Thursday, September 1, 2016

Homesickness and Cheever


Home is the place where, when you have to go there,
                                       They have to take you in   - Robert Frost


We long for the certainty of unquestioned acceptance and welcome, a feeling of home, the place where we belong, but then come to “the realization that one’s longing for home can never be met.” Brothers and Lewis (2012) expand the idea of homesickness— in self-psychology language—as “a longing to recover (or gain for the first time) a sense of certainty that the selfobject experiences upon which selfhood depends are unquestionably available.” 

What do we do when we are confronted with the painful realization that we can never go home again, if home indeed ever was? What do we do when confronted with “this painful sense of unfulfilled and unfulfillable longing for home”? Brothers and Lewis intimate that a compensatory ‘home’ can be created by patient and analyst when they come to know one another in predictable, reliable ways and by building together a shared unique language. “In a healing analytic relationship…patient and analyst develop a shared language—partly verbal, partly nonverbal—by means of which excruciating experiences of sameness and difference become bearable.” [Here, sameness speaks to the need for twinship (see post of August 28, 2016), belonging as one does when ‘at home,’ and “the need to experience difference…to experience oneself as unique, special…”] Treatment additionally offers the opportunity for mourning what was lost, what one never had, and/or what one can never have.

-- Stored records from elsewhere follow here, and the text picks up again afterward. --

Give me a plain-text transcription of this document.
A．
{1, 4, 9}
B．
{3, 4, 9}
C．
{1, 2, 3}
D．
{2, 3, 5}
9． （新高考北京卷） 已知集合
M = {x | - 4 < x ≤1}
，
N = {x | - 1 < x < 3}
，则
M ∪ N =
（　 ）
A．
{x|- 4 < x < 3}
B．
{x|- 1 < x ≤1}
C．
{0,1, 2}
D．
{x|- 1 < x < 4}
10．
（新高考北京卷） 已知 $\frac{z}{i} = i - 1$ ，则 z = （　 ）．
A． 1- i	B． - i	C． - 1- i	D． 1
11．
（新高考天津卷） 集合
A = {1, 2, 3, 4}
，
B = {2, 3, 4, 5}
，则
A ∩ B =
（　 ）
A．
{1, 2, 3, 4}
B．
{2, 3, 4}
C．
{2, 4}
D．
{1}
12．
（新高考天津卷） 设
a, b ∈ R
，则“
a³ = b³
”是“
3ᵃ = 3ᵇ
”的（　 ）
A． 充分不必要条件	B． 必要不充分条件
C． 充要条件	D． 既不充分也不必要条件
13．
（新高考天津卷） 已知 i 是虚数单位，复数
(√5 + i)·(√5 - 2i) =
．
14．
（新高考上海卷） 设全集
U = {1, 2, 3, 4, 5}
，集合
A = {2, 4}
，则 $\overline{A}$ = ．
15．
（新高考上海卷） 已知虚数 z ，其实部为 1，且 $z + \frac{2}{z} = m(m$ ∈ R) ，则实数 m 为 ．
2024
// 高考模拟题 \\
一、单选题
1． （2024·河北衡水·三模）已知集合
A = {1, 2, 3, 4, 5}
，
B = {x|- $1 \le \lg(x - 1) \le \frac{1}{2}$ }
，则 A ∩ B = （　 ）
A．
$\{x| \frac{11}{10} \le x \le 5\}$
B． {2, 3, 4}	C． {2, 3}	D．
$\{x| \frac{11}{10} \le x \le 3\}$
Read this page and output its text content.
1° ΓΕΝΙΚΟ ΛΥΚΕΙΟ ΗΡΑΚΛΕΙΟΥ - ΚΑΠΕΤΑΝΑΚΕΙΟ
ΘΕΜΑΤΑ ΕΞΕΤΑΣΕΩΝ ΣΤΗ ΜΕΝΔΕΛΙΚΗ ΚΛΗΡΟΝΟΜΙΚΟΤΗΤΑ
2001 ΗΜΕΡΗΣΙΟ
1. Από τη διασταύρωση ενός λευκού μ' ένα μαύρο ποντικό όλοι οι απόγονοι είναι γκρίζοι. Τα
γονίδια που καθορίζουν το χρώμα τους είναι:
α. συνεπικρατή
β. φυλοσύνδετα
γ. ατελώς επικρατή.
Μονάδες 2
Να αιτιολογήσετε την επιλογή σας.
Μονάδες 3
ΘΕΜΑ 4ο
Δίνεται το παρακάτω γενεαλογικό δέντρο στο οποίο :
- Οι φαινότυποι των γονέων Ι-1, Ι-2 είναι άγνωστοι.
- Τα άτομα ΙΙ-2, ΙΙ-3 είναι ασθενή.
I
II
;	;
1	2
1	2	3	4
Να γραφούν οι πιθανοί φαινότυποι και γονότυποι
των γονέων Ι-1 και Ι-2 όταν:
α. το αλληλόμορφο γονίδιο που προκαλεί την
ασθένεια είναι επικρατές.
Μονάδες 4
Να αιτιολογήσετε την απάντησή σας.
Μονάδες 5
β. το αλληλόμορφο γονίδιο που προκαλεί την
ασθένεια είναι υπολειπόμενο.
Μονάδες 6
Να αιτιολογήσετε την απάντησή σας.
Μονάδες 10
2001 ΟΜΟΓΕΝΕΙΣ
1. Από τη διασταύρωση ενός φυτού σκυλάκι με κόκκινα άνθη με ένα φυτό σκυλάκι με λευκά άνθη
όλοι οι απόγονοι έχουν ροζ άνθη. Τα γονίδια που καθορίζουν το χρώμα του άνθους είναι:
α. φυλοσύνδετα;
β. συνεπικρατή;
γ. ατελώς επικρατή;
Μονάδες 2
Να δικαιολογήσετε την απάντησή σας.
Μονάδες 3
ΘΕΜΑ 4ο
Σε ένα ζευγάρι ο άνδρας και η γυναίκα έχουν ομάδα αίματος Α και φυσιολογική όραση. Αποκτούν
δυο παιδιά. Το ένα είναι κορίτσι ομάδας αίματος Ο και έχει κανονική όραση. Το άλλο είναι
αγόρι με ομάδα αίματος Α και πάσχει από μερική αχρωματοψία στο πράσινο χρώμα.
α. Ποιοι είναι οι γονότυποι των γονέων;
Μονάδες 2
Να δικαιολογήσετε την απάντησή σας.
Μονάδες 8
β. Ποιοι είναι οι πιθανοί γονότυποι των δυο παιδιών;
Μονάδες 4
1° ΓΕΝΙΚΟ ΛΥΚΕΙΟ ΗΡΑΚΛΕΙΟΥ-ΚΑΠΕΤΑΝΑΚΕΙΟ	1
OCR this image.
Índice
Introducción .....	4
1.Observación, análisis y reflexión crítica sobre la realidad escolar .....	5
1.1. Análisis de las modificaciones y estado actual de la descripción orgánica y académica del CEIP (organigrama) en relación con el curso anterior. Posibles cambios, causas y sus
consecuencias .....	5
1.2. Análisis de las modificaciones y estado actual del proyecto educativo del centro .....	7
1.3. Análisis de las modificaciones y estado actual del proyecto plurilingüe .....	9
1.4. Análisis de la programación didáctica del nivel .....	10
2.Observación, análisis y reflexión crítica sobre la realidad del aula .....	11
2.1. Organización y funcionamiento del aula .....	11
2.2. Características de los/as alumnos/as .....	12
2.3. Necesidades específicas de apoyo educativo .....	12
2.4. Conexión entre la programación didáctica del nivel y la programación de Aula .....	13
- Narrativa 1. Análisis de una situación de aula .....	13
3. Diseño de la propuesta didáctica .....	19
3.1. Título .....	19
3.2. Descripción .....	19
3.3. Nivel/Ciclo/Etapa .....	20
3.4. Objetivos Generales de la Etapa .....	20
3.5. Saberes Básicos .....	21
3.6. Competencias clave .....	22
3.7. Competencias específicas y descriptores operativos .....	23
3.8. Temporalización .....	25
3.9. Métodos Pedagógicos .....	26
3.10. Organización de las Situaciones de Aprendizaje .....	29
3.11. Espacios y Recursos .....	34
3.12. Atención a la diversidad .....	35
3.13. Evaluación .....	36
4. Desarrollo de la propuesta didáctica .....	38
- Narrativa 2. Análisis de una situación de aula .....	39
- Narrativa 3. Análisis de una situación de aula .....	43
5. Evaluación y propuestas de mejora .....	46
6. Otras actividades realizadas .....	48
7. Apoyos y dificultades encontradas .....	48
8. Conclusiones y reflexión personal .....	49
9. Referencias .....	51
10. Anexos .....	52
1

Familiarity and belonging allow for the creation of meaning. But the sense of certainty and of familiarity are shattered by trauma. Trauma, in turn, can lead to exile “when trauma brings with it a desperate need to experience the clarity of difference.”

While Brothers and Lewis utilize the John Cheever quote ‘Fifty percent of people in the world are homesick all the time’ , their points about longing for what never was are also aptly illustrated in the Cheever short story Reunion (1962) where the son, meeting his father with heightened anticipation after years of estrangement, comes to the painful realization over lunch that he will never have the relationship with his father that he had always longed for; his longings for connection will remain unfulfilled; his efforts futile. Many of the works of Cheever speak to a kind of nostalgia or ‘homesickness’ for lost culture and community experienced in the isolating and alienating suburbs. There is a deep pathos in Cheever’s works. So, too, in ours.

                                    

Brothers, D., Lewis, J., (2012) Homesickness, Exile, and the Self-Psychological Language of Homecoming. International J. Psychoanalytic Self Psychol. 7:180-195.